4.6 Column headings are optional
Even if there is
$TableHeading data, the 'Use Heading' tick-box can be used to suppress the heading row, as shown above.
4.7 Setting up headings
If no heading data is added, the tick-box is disabled. If ticked and the pop-up closed, the tick-box is un-ticked when the pop-over is re-opened. There must be heading data to use the headings feature.
Heading values are always an unquoted literal string such as
Price (if quotes are used, they will be rendered in the heading caption). Attribute reference cannot be used. If a value of
$MyString is entered the heading will be the string '$MyString' rather than that attribute's value as in action code.
5. Editing the data table
How to edit the data entered into the configuration table.
5.1 Adding the first row
When the first row is added to a new table, notice that Tinderbox assumes headings will be used. You may either edit and remove the the default 'new column' heading or leave it in place, as un-ticking the 'Use Headings' tick box will ignore heading data when rendering the table.
5.2 Editing a cell
To edit the cell in either column, click-hold-release, as with putting a map icon title into edit-in-place mode.
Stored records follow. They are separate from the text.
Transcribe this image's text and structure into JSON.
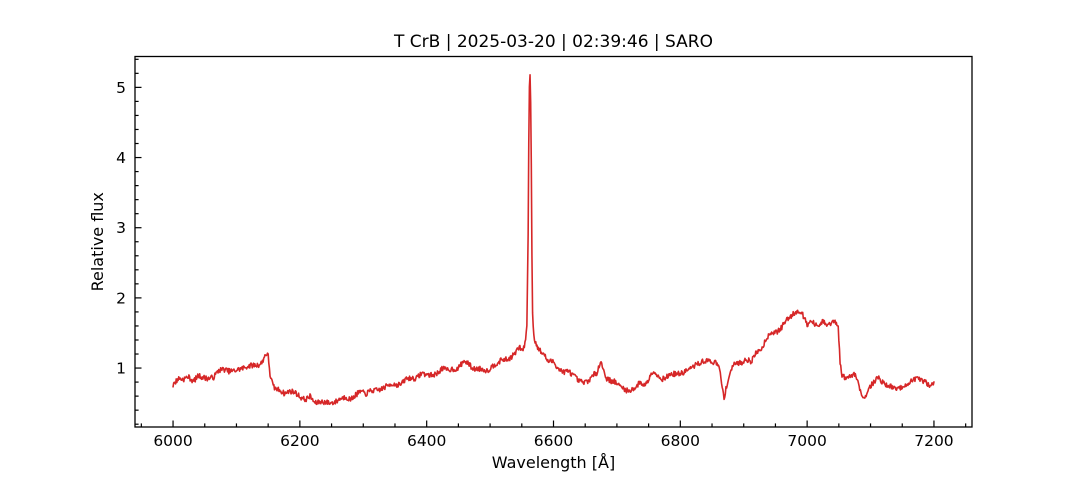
{
  "window": {
    "background": "#ffffff"
  },
  "chart_data": {
    "type": "line",
    "title": "T CrB | 2025-03-20 | 02:39:46 | SARO",
    "title_parts": {
      "object": "T CrB",
      "date": "2025-03-20",
      "time": "02:39:46",
      "observatory": "SARO"
    },
    "xlabel": "Wavelength [Å]",
    "ylabel": "Relative flux",
    "xlim": [
      5940,
      7260
    ],
    "ylim": [
      0.16,
      5.44
    ],
    "xticks": [
      6000,
      6200,
      6400,
      6600,
      6800,
      7000,
      7200
    ],
    "yticks": [
      1,
      2,
      3,
      4,
      5
    ],
    "xtick_minor_step": 50,
    "ytick_minor_step": 0.2,
    "tick_direction": "in",
    "grid": false,
    "legend": null,
    "line_color": "#d62728",
    "axis_color": "#000000",
    "line_width": 1.6,
    "series": [
      {
        "name": "spectrum",
        "x_start": 6000,
        "x_end": 7200,
        "x_step": 1,
        "peak": {
          "wavelength": 6563,
          "flux": 5.18,
          "feature": "H-alpha emission"
        },
        "noise": {
          "seed": 7,
          "amplitude": 0.05,
          "fast_scale": 0.75,
          "slow_scale": 0.9,
          "slow_period": 8,
          "suppress_above_flux": 2.2,
          "suppress_factor": 0.3
        },
        "envelope_points": [
          [
            6000,
            0.78
          ],
          [
            6010,
            0.82
          ],
          [
            6025,
            0.84
          ],
          [
            6040,
            0.86
          ],
          [
            6060,
            0.9
          ],
          [
            6080,
            0.94
          ],
          [
            6100,
            0.97
          ],
          [
            6115,
            1.0
          ],
          [
            6130,
            1.02
          ],
          [
            6140,
            1.08
          ],
          [
            6146,
            1.2
          ],
          [
            6150,
            1.15
          ],
          [
            6153,
            0.88
          ],
          [
            6158,
            0.74
          ],
          [
            6165,
            0.7
          ],
          [
            6180,
            0.66
          ],
          [
            6195,
            0.62
          ],
          [
            6210,
            0.57
          ],
          [
            6225,
            0.53
          ],
          [
            6240,
            0.52
          ],
          [
            6255,
            0.55
          ],
          [
            6270,
            0.56
          ],
          [
            6285,
            0.6
          ],
          [
            6300,
            0.64
          ],
          [
            6315,
            0.68
          ],
          [
            6330,
            0.72
          ],
          [
            6345,
            0.76
          ],
          [
            6360,
            0.8
          ],
          [
            6375,
            0.84
          ],
          [
            6390,
            0.88
          ],
          [
            6405,
            0.92
          ],
          [
            6420,
            0.95
          ],
          [
            6435,
            0.97
          ],
          [
            6450,
            1.02
          ],
          [
            6460,
            1.12
          ],
          [
            6468,
            1.08
          ],
          [
            6478,
            0.98
          ],
          [
            6488,
            0.96
          ],
          [
            6498,
            1.0
          ],
          [
            6508,
            1.04
          ],
          [
            6518,
            1.08
          ],
          [
            6528,
            1.13
          ],
          [
            6538,
            1.2
          ],
          [
            6546,
            1.28
          ],
          [
            6551,
            1.22
          ],
          [
            6555,
            1.32
          ],
          [
            6558,
            1.6
          ],
          [
            6560,
            2.9
          ],
          [
            6561,
            4.2
          ],
          [
            6562,
            5.0
          ],
          [
            6563,
            5.18
          ],
          [
            6564,
            4.8
          ],
          [
            6565,
            3.9
          ],
          [
            6566,
            2.6
          ],
          [
            6567,
            1.8
          ],
          [
            6569,
            1.45
          ],
          [
            6571,
            1.38
          ],
          [
            6576,
            1.25
          ],
          [
            6582,
            1.18
          ],
          [
            6590,
            1.12
          ],
          [
            6600,
            1.06
          ],
          [
            6610,
            1.0
          ],
          [
            6620,
            0.94
          ],
          [
            6630,
            0.88
          ],
          [
            6640,
            0.84
          ],
          [
            6650,
            0.83
          ],
          [
            6660,
            0.86
          ],
          [
            6668,
            0.9
          ],
          [
            6674,
            1.08
          ],
          [
            6678,
            1.02
          ],
          [
            6684,
            0.86
          ],
          [
            6692,
            0.8
          ],
          [
            6700,
            0.77
          ],
          [
            6710,
            0.73
          ],
          [
            6718,
            0.68
          ],
          [
            6726,
            0.73
          ],
          [
            6736,
            0.76
          ],
          [
            6748,
            0.8
          ],
          [
            6757,
            0.95
          ],
          [
            6764,
            0.88
          ],
          [
            6772,
            0.86
          ],
          [
            6782,
            0.9
          ],
          [
            6794,
            0.94
          ],
          [
            6806,
            0.96
          ],
          [
            6818,
            1.0
          ],
          [
            6830,
            1.04
          ],
          [
            6840,
            1.08
          ],
          [
            6848,
            1.12
          ],
          [
            6856,
            1.06
          ],
          [
            6862,
            0.98
          ],
          [
            6866,
            0.72
          ],
          [
            6869,
            0.6
          ],
          [
            6873,
            0.78
          ],
          [
            6877,
            0.88
          ],
          [
            6882,
            1.0
          ],
          [
            6890,
            1.05
          ],
          [
            6900,
            1.08
          ],
          [
            6910,
            1.12
          ],
          [
            6920,
            1.2
          ],
          [
            6930,
            1.3
          ],
          [
            6940,
            1.44
          ],
          [
            6950,
            1.52
          ],
          [
            6960,
            1.6
          ],
          [
            6970,
            1.68
          ],
          [
            6980,
            1.75
          ],
          [
            6988,
            1.78
          ],
          [
            6996,
            1.7
          ],
          [
            7004,
            1.64
          ],
          [
            7012,
            1.62
          ],
          [
            7020,
            1.6
          ],
          [
            7028,
            1.63
          ],
          [
            7036,
            1.62
          ],
          [
            7044,
            1.62
          ],
          [
            7049,
            1.55
          ],
          [
            7052,
            1.05
          ],
          [
            7055,
            0.88
          ],
          [
            7060,
            0.85
          ],
          [
            7068,
            0.88
          ],
          [
            7074,
            0.95
          ],
          [
            7080,
            0.84
          ],
          [
            7086,
            0.66
          ],
          [
            7090,
            0.6
          ],
          [
            7095,
            0.72
          ],
          [
            7102,
            0.8
          ],
          [
            7110,
            0.85
          ],
          [
            7118,
            0.83
          ],
          [
            7126,
            0.78
          ],
          [
            7134,
            0.73
          ],
          [
            7142,
            0.68
          ],
          [
            7150,
            0.72
          ],
          [
            7158,
            0.78
          ],
          [
            7166,
            0.82
          ],
          [
            7174,
            0.85
          ],
          [
            7182,
            0.82
          ],
          [
            7190,
            0.8
          ],
          [
            7200,
            0.78
          ]
        ]
      }
    ]
  }
}
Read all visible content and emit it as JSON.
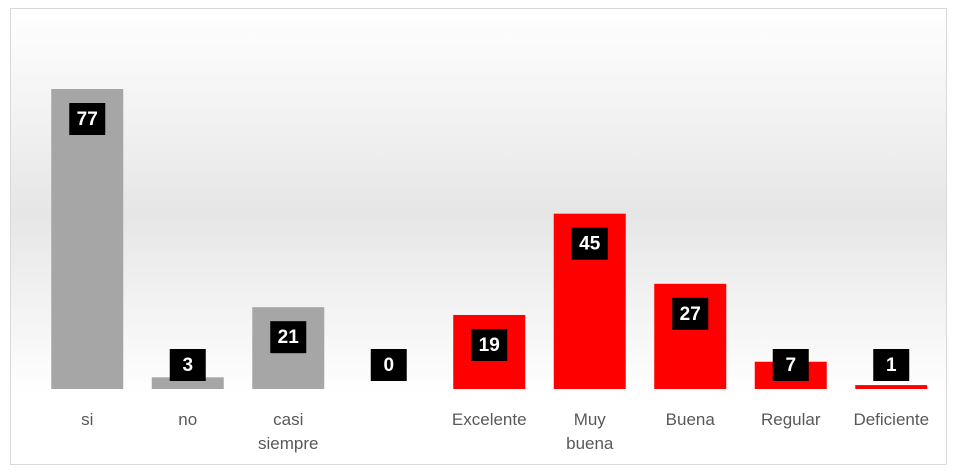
{
  "chart_data": {
    "type": "bar",
    "categories": [
      "si",
      "no",
      "casi siempre",
      null,
      "Excelente",
      "Muy buena",
      "Buena",
      "Regular",
      "Deficiente"
    ],
    "values": [
      77,
      3,
      21,
      0,
      19,
      45,
      27,
      7,
      1
    ],
    "colors": [
      "#a6a6a6",
      "#a6a6a6",
      "#a6a6a6",
      "#a6a6a6",
      "#ff0000",
      "#ff0000",
      "#ff0000",
      "#ff0000",
      "#ff0000"
    ]
  }
}
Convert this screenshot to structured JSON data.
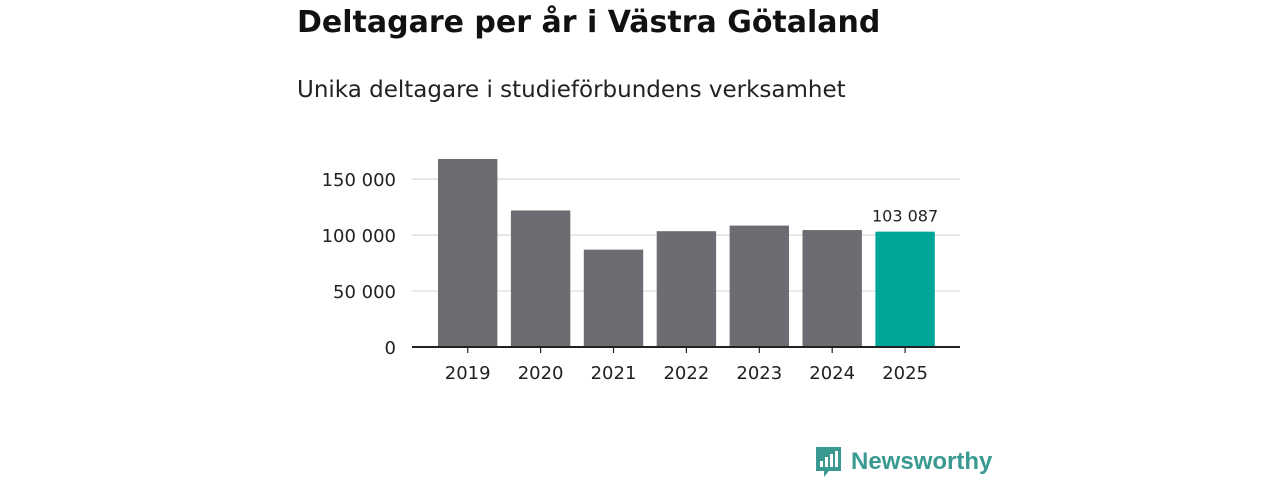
{
  "chart_data": {
    "type": "bar",
    "title": "Deltagare per år i Västra Götaland",
    "subtitle": "Unika deltagare i studieförbundens verksamhet",
    "categories": [
      "2019",
      "2020",
      "2021",
      "2022",
      "2023",
      "2024",
      "2025"
    ],
    "values": [
      168000,
      122000,
      87000,
      103500,
      108500,
      104500,
      103087
    ],
    "highlight_index": 6,
    "data_label": "103 087",
    "ylim": [
      0,
      168000
    ],
    "yticks": [
      0,
      50000,
      100000,
      150000
    ],
    "ytick_labels": [
      "0",
      "50 000",
      "100 000",
      "150 000"
    ],
    "xlabel": "",
    "ylabel": "",
    "grid": true,
    "colors": {
      "bar": "#6d6c72",
      "highlight": "#00a59a",
      "grid": "#d9d9d9",
      "axis": "#222222",
      "text": "#222222"
    }
  },
  "brand": {
    "name": "Newsworthy",
    "color": "#3a9a92"
  }
}
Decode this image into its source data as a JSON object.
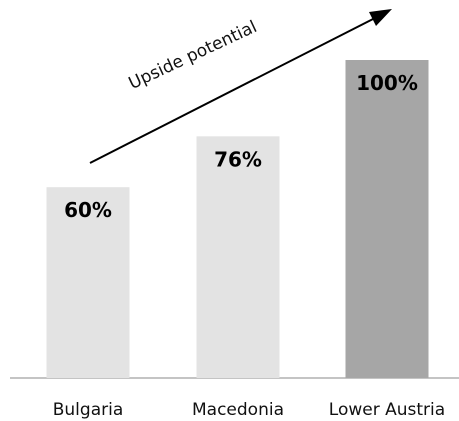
{
  "chart_data": {
    "type": "bar",
    "categories": [
      "Bulgaria",
      "Macedonia",
      "Lower Austria"
    ],
    "values": [
      60,
      76,
      100
    ],
    "value_labels": [
      "60%",
      "76%",
      "100%"
    ],
    "ylim": [
      0,
      100
    ],
    "grid": false,
    "annotation": "Upside potential",
    "colors": {
      "Bulgaria": "#e3e3e3",
      "Macedonia": "#e3e3e3",
      "Lower Austria": "#a6a6a6",
      "axis": "#888888",
      "arrow": "#000000"
    }
  }
}
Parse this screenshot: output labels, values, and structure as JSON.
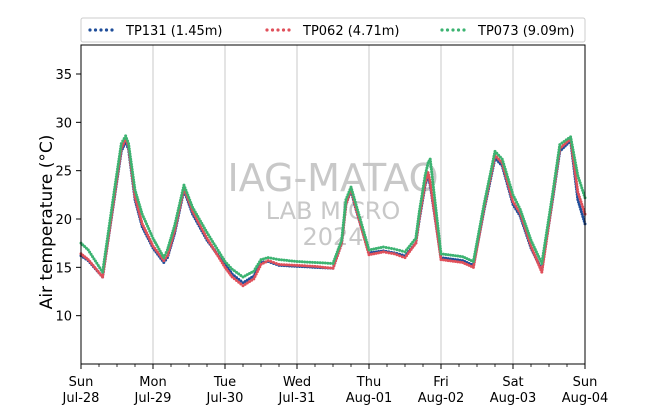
{
  "chart_data": {
    "type": "line",
    "title": "",
    "xlabel": "",
    "ylabel": "Air temperature (°C)",
    "ylim": [
      5,
      38
    ],
    "xlim_days": [
      0,
      7
    ],
    "grid": "vertical",
    "legend_placement": "top",
    "yticks": [
      10,
      15,
      20,
      25,
      30,
      35
    ],
    "xticks": [
      {
        "day": 0,
        "top": "Sun",
        "bottom": "Jul-28"
      },
      {
        "day": 1,
        "top": "Mon",
        "bottom": "Jul-29"
      },
      {
        "day": 2,
        "top": "Tue",
        "bottom": "Jul-30"
      },
      {
        "day": 3,
        "top": "Wed",
        "bottom": "Jul-31"
      },
      {
        "day": 4,
        "top": "Thu",
        "bottom": "Aug-01"
      },
      {
        "day": 5,
        "top": "Fri",
        "bottom": "Aug-02"
      },
      {
        "day": 6,
        "top": "Sat",
        "bottom": "Aug-03"
      },
      {
        "day": 7,
        "top": "Sun",
        "bottom": "Aug-04"
      }
    ],
    "watermark": [
      "IAG-MATAO",
      "LAB MICRO",
      "2024"
    ],
    "series": [
      {
        "name": "TP131 (1.45m)",
        "color": "#1f4e9a",
        "x_days": [
          0.0,
          0.1,
          0.3,
          0.46,
          0.56,
          0.62,
          0.66,
          0.75,
          0.85,
          1.0,
          1.15,
          1.2,
          1.3,
          1.43,
          1.55,
          1.75,
          2.0,
          2.1,
          2.25,
          2.4,
          2.5,
          2.6,
          2.75,
          3.0,
          3.25,
          3.5,
          3.62,
          3.68,
          3.75,
          3.8,
          4.0,
          4.2,
          4.35,
          4.5,
          4.65,
          4.7,
          4.78,
          4.82,
          4.85,
          5.0,
          5.2,
          5.3,
          5.45,
          5.6,
          5.75,
          5.85,
          6.0,
          6.1,
          6.25,
          6.4,
          6.55,
          6.65,
          6.8,
          6.9,
          7.0
        ],
        "values": [
          16.2,
          15.7,
          14.0,
          22.0,
          27.0,
          28.0,
          27.2,
          22.0,
          19.2,
          17.0,
          15.5,
          16.0,
          18.5,
          23.0,
          20.5,
          17.8,
          15.3,
          14.3,
          13.4,
          14.1,
          15.5,
          15.6,
          15.2,
          15.1,
          15.0,
          14.9,
          17.5,
          21.5,
          23.0,
          21.5,
          16.5,
          16.7,
          16.5,
          16.2,
          17.5,
          20.0,
          23.5,
          24.5,
          23.5,
          16.0,
          15.8,
          15.7,
          15.2,
          21.0,
          26.3,
          25.5,
          21.5,
          20.3,
          17.0,
          14.7,
          22.0,
          27.0,
          28.1,
          22.0,
          19.5
        ]
      },
      {
        "name": "TP062 (4.71m)",
        "color": "#e0505a",
        "x_days": [
          0.0,
          0.1,
          0.3,
          0.46,
          0.56,
          0.62,
          0.66,
          0.75,
          0.85,
          1.0,
          1.15,
          1.2,
          1.3,
          1.43,
          1.55,
          1.75,
          2.0,
          2.1,
          2.25,
          2.4,
          2.5,
          2.6,
          2.75,
          3.0,
          3.25,
          3.5,
          3.62,
          3.68,
          3.75,
          3.8,
          4.0,
          4.2,
          4.35,
          4.5,
          4.65,
          4.7,
          4.78,
          4.82,
          4.85,
          5.0,
          5.2,
          5.3,
          5.45,
          5.6,
          5.75,
          5.85,
          6.0,
          6.1,
          6.25,
          6.4,
          6.55,
          6.65,
          6.8,
          6.9,
          7.0
        ],
        "values": [
          16.4,
          15.8,
          14.0,
          22.2,
          27.3,
          28.3,
          27.5,
          22.3,
          19.5,
          17.2,
          15.7,
          16.2,
          18.8,
          23.2,
          20.8,
          18.0,
          15.0,
          14.0,
          13.1,
          13.8,
          15.3,
          15.7,
          15.3,
          15.2,
          15.1,
          14.9,
          17.5,
          21.5,
          23.2,
          21.6,
          16.3,
          16.6,
          16.4,
          16.0,
          17.5,
          20.2,
          23.7,
          24.8,
          23.8,
          15.8,
          15.6,
          15.5,
          15.0,
          21.2,
          26.6,
          25.8,
          21.8,
          20.6,
          17.2,
          14.5,
          22.2,
          27.3,
          28.3,
          22.8,
          20.5
        ]
      },
      {
        "name": "TP073 (9.09m)",
        "color": "#3cb371",
        "x_days": [
          0.0,
          0.1,
          0.3,
          0.46,
          0.56,
          0.62,
          0.66,
          0.75,
          0.85,
          1.0,
          1.15,
          1.2,
          1.3,
          1.43,
          1.55,
          1.75,
          2.0,
          2.1,
          2.25,
          2.4,
          2.5,
          2.6,
          2.75,
          3.0,
          3.25,
          3.5,
          3.62,
          3.68,
          3.75,
          3.8,
          4.0,
          4.2,
          4.35,
          4.5,
          4.65,
          4.7,
          4.78,
          4.82,
          4.85,
          5.0,
          5.2,
          5.3,
          5.45,
          5.6,
          5.75,
          5.85,
          6.0,
          6.1,
          6.25,
          6.4,
          6.55,
          6.65,
          6.8,
          6.9,
          7.0
        ],
        "values": [
          17.5,
          16.8,
          14.5,
          22.8,
          27.8,
          28.6,
          27.8,
          23.0,
          20.5,
          18.0,
          16.0,
          16.8,
          19.3,
          23.5,
          21.2,
          18.6,
          15.6,
          14.8,
          14.0,
          14.6,
          15.8,
          16.0,
          15.8,
          15.6,
          15.5,
          15.4,
          17.8,
          22.0,
          23.3,
          22.0,
          16.8,
          17.1,
          16.9,
          16.6,
          18.0,
          20.8,
          24.5,
          25.8,
          26.2,
          16.4,
          16.2,
          16.1,
          15.6,
          21.6,
          27.0,
          26.2,
          22.5,
          21.0,
          17.8,
          15.4,
          22.6,
          27.7,
          28.5,
          24.5,
          22.2
        ]
      }
    ]
  }
}
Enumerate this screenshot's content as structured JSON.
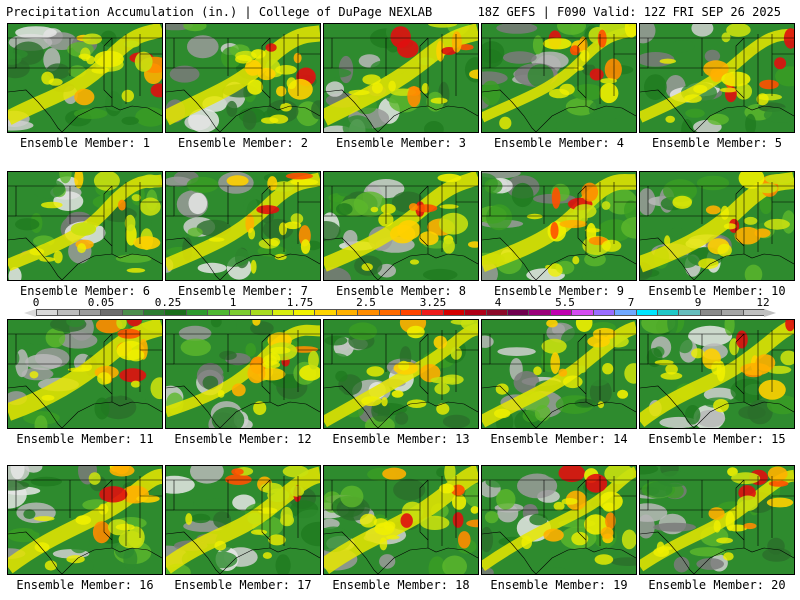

Or use the Return key and the first cell in the selected row is focused and opened for edit.
To move between columns use Tab to move right and Shift+Tab to move left.
Use the Return key (or tab to another column) to save/close a cell edit. Clicking outside the currently edited cell will also save/close the edit.
Row selection can be changed by clicking on a different row. Via keystroke, if there is not cell in edit mode ↑ and ↓ keys will move row selection up or down
5.3 Expressions can be action code
The examples so far have just used single attributes.
$TableExpression is an action-type attribute and can thus use more complex action code expressions.
Calculated values are updated as part of the agent/rule update cycle and thus will automatically reflect any changes in the expression's source data.
5.4 Adding/deleting/re-ordering rows in existing data
When adding new rows via the '+' button, they are added after the currently selected row. Thus, with row #2 selected, a new row is added after it as row #3.
Row order can be altered via drag-drop of the rows in the table.
To delete an existing row, use the '-' button.
6. Other methods of altering the data table
As column headings (
$TableHeading) and values (
$TableExpression) are stored as attributes, values can be seeded by prototype inheritance or (re-)set via stamps, rules or OnAdd actions.